Disadvantaged children and those with special educational needs are the most likely to be fined, according to the analysis, which suggests 1.7million children could face penalties in the future.

It comes after the Department for Education issued new guidance on absence, which includes a requirement to consider fining pupils who miss ten or more half days in a ten week period.

FFT Education Datalab analysed absence statistics for the 2022/23 academic year and found around one in every five pupils nationally would have fallen below that threshold had it been in place that year.

Authors Dave Bibby and Dave Thomson said it “won’t be the case that fines are issued in every case: the guidance does give discretion to schools and local authorities to do what they think is best”.

But they found that those on free school meals or with special educational needs were likely to be disproportionately affected.

Currently local authorities have their own policies on when to issue fines, so the likelihood of parents being fined depends on their school's location.

The new guidelines are an attempt to create a more consistent approach across England.

Under the new guidance, which comes into effect in September, fines will rise from a minimum of £60 to a minimum of £80. Currently if they are not paid within 21 days fines rise to £120, but in future they will rise to £160.

The FFT Education Datalab research found that pupils in years three to six were least likely to be at risk of being fined (15 per cent), but those in year ten were the most likely (23 per cent.)

For disadvantaged pupils the figures are more stark – more than 40 per cent of disadvantaged pupils in year ten would have been at risk of being fined had the proposals been in place in 2022/23. This compares to 16 per cent of their peers.

The report concludes: “If data for 2022/23 is any guide, around one in every five pupils is at risk of falling below the proposed new absence threshold. This risk is higher for pupils in secondary schools than those in primary.

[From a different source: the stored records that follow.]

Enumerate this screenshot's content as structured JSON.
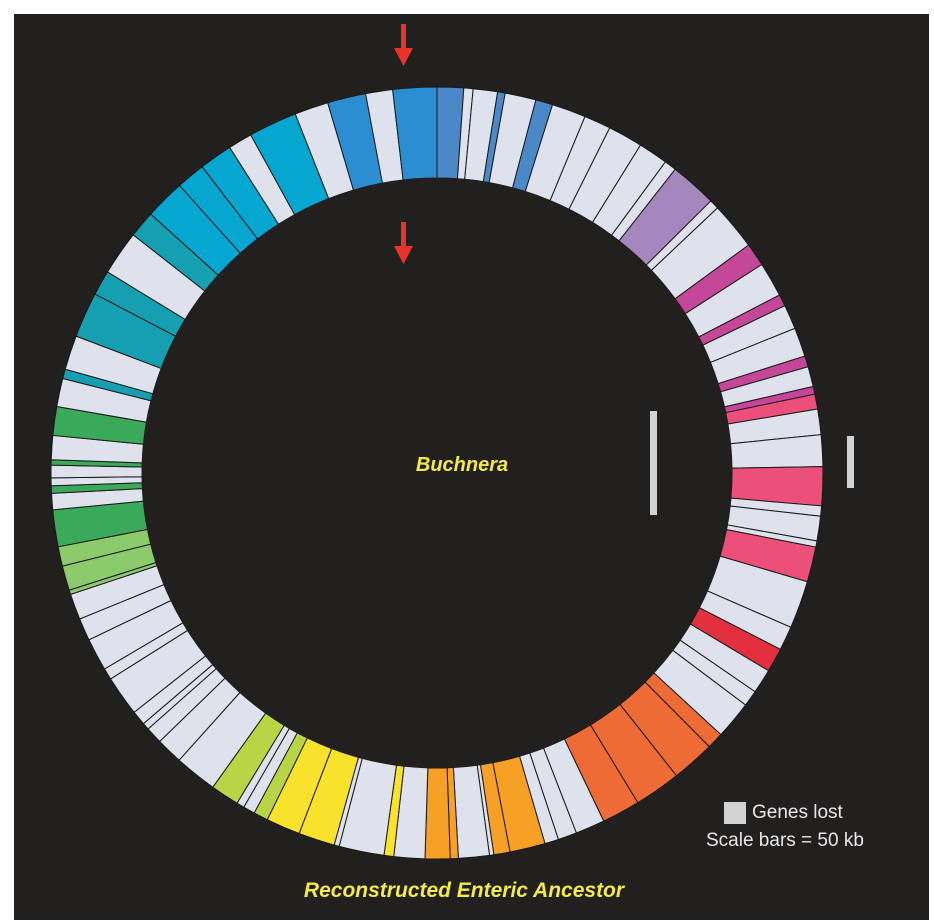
{
  "center_label": "Buchnera",
  "bottom_title": "Reconstructed Enteric Ancestor",
  "legend": {
    "genes_lost_label": "Genes lost",
    "scale_label": "Scale bars = 50 kb"
  },
  "colors": {
    "background": "#221f1f",
    "genes_lost": "#dde2ec",
    "arrow": "#e8332a",
    "label": "#f3e94a",
    "scale_bar": "#d0d2d3",
    "spectrum": [
      "#4a88c8",
      "#a586bd",
      "#c4479a",
      "#ec4f7a",
      "#e2303f",
      "#ee6b35",
      "#f6a126",
      "#f8e22b",
      "#b8d546",
      "#8ccb6b",
      "#3aaa5a",
      "#159fb0",
      "#05a6cf",
      "#2c8ed2"
    ]
  }
}
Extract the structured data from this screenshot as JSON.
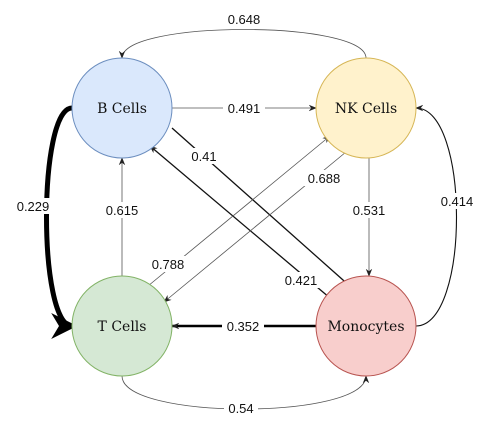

“Disadvantaged pupils and those with special educational needs are at greater risk than other pupils.”

Further research by Schools Week found councils raised more than £19 million in fines last year as enforcement ramped back up after the Covid.

Penalties for unauthorised absence were stopped during periods of the pandemic. But analysis of freedom of information data suggests town halls took in £19 million in 2022-23, almost double the £9.7 million taken the previous year, and up 17.5 per cent on pre-pandemic 2018-19.

Persistently absent children are defined in England as those who have missed at least 10 per cent of school, which adds up to about one month across a school year.

In autumn 2019, 15 per cent of secondary and 11 per cent of primary pupils were persistently absent.

But latest figures for the autumn term of the current school year show 24 per cent of secondary and 16 per cent of primary pupils were classed as persistently absent.

It comes after the Evening Standard reported a warning from school leaders that poverty, anxiety and undiagnosed special needs are fuelling spiralling levels of truancy that have taken hold since the pandemic.

Neil Miller, Deputy CEO of the London South East Academies Trust, which runs ten schools, said: “Attendance issues are almost always entwined with other contextual matters such as family and social problems.”

Theresa Allotey, founder of Meliora High School, an alternative school in Enfield for children who are persistently absent, said students across London are feeling more anxious, and exam pressure and social media is adding to their mental health pressures.

She said students are also missing school due to illness, holidays, friendship issues and bullying, adding that an “insane amount of people” are not going to school regularly. “There has got to be something that’s going wrong,“ she added.